Allan B. Field was born in New Barnet, England, on December 28, 1875. He studied at Finsbury Technical College, London, 1890-93. After being engaged in shopwork and drafting, he studied at St. Johns College, Cambridge, 1896-99, and was awarded the Honours B.A. degree, and later the M.A. and Honours B. Sc. degrees. During 1900-02 he was engaged in engineering work for the British Thomson-Houston Company in London. He came to the United States in 1902, spending more than a year in the testing department of the General Electric Company in Schenectady, NY, afterward being engaged in transformer design. During 1905-08 he was with the Bullock Electric Manufacturing Company, and the Allis-Chalmers Company in the design of a-c generators and motors. In 1909 he joined the Westinghouse Electric and Manufacturing Company, being appointed engineer-in-charge of turbine generator design in 1911.
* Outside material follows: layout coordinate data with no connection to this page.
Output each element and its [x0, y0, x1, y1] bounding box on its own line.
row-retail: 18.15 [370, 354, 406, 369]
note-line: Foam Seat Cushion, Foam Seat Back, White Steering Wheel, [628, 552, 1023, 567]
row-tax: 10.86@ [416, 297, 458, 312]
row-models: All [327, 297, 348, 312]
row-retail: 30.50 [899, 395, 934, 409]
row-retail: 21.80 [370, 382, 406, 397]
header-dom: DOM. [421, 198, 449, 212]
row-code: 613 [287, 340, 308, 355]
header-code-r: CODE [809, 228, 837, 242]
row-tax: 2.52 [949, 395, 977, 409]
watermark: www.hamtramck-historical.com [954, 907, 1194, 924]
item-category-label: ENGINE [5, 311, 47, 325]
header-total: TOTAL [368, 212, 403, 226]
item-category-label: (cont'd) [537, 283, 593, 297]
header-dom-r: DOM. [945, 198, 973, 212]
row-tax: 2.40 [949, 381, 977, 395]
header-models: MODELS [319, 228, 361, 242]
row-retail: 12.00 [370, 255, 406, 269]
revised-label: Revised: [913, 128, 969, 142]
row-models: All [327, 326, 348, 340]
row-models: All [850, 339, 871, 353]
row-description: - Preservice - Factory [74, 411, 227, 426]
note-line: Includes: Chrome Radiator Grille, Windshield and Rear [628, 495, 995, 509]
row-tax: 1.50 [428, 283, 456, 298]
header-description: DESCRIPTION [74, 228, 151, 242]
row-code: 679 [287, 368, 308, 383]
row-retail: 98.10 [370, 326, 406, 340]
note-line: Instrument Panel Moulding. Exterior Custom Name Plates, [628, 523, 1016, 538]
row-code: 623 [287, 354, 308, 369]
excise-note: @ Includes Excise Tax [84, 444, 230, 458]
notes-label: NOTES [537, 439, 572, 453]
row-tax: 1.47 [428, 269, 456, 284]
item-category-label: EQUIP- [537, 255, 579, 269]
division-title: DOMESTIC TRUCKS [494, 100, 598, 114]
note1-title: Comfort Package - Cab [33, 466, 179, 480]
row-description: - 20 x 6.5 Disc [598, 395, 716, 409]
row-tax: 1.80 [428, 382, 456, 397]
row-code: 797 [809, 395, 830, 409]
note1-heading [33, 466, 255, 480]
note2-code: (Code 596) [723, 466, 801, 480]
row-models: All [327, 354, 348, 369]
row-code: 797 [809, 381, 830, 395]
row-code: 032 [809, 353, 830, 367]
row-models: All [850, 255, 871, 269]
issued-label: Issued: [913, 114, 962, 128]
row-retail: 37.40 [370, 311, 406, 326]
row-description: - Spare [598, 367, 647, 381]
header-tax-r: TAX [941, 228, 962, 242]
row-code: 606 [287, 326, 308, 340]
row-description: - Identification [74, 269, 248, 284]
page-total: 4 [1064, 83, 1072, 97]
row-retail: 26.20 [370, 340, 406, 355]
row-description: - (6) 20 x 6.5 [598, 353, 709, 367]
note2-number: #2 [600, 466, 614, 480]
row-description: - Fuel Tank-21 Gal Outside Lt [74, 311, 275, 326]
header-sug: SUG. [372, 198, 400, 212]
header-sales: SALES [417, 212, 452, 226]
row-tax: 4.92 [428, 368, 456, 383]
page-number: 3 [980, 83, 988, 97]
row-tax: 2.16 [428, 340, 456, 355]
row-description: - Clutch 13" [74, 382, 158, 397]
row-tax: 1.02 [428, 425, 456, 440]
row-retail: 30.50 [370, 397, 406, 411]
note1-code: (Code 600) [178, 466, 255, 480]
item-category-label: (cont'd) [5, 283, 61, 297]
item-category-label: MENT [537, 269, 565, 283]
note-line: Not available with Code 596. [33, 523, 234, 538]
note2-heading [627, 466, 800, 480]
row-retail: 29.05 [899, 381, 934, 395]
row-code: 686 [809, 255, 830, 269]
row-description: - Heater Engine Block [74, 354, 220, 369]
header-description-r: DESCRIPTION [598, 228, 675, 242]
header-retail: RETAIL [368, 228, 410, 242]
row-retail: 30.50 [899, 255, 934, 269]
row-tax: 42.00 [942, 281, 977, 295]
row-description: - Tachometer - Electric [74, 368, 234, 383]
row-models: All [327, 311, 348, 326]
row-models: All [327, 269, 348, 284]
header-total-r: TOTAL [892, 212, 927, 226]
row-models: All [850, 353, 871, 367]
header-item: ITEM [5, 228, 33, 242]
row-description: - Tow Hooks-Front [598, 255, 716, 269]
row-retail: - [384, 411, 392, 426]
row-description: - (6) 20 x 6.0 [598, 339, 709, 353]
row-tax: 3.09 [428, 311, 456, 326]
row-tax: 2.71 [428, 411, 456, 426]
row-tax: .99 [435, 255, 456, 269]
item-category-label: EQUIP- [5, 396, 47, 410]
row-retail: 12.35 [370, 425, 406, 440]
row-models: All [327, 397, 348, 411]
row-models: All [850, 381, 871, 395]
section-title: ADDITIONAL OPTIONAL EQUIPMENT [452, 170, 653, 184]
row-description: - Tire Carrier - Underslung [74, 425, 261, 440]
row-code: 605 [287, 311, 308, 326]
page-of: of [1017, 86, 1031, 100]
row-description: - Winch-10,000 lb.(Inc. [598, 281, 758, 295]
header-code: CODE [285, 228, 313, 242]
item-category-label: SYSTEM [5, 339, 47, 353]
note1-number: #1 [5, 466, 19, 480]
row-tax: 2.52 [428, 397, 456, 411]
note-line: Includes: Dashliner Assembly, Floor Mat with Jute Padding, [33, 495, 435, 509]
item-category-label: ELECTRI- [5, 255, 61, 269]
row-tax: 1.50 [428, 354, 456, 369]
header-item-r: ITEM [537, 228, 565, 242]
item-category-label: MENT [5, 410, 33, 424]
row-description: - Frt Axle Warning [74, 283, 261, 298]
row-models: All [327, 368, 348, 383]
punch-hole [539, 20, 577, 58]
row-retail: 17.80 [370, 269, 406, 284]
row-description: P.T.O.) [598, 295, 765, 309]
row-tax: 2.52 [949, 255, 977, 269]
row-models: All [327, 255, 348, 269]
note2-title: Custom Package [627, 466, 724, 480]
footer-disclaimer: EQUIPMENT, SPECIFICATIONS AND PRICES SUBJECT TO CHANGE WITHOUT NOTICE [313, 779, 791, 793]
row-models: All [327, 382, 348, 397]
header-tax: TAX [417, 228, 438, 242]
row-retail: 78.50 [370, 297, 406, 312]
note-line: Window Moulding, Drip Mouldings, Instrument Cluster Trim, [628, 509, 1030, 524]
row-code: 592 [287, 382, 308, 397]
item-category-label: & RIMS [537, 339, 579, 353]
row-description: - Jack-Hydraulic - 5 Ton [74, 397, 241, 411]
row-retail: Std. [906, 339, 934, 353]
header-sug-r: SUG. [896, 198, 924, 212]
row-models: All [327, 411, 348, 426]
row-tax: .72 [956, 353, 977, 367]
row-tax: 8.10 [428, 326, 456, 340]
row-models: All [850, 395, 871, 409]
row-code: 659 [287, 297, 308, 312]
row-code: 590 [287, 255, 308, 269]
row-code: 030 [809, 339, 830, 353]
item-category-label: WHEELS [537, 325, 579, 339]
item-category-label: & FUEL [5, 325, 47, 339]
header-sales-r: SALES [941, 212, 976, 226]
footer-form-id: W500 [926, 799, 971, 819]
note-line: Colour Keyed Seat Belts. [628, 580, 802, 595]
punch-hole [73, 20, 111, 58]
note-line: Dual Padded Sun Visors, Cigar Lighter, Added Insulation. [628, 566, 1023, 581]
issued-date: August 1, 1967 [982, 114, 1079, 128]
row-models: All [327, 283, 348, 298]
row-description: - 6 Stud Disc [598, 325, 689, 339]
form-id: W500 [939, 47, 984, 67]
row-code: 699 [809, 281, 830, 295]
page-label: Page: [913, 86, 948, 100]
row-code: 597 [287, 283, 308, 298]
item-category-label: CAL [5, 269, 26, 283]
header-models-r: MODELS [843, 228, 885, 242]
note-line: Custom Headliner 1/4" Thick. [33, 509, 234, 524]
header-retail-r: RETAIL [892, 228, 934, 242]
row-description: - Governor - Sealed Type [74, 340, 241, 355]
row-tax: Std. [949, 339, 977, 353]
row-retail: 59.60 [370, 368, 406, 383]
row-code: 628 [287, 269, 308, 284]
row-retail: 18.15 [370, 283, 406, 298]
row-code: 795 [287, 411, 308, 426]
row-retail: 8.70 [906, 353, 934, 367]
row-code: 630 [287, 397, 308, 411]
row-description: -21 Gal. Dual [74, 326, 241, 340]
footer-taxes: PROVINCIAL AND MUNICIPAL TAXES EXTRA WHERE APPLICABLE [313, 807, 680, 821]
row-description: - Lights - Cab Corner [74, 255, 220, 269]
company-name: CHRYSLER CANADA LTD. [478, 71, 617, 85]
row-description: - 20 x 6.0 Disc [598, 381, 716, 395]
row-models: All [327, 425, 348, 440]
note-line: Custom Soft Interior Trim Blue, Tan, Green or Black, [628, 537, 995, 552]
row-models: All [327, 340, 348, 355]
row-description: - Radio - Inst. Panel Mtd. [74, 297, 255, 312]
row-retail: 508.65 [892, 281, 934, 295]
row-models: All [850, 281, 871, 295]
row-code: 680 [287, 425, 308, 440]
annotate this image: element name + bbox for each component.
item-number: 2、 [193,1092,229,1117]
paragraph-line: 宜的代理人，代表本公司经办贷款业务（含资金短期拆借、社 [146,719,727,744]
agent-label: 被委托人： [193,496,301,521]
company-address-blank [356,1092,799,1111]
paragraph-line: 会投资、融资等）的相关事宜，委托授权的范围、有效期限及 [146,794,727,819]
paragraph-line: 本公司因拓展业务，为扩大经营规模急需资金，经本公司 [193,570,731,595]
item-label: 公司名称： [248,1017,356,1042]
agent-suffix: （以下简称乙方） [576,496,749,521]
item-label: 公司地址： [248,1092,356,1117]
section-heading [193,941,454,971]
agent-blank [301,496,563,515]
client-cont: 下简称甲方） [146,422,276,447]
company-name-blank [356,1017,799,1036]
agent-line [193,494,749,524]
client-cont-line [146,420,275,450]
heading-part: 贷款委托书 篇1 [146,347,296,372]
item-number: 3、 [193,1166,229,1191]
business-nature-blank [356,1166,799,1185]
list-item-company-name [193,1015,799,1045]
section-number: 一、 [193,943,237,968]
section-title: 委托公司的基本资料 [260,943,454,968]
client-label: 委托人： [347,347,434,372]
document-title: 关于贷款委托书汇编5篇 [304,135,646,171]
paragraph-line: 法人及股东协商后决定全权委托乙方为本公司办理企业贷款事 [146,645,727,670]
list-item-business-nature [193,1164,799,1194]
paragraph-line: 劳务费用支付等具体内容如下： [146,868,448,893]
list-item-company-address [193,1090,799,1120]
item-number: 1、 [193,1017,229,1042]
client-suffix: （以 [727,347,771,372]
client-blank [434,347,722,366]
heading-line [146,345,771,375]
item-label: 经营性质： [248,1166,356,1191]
In 1914, Mr. Field returned to England, becoming consulting engineer and professor of mechanical engineering at the University of Manchester, a position which he retained until 1917 when he went with Vickers, Ltd., London. In 1920 he became consulting engineer for the Metropolitan-Vickers Electrical Company, Ltd., Manchester, England.

Allan B. Field was the recipient of the First Lamme Medal of the American Institute of Electrical Engineers (AIEE) in 1928 “for the mathematical and experimental investigation of eddy current losses in electrical machinery.”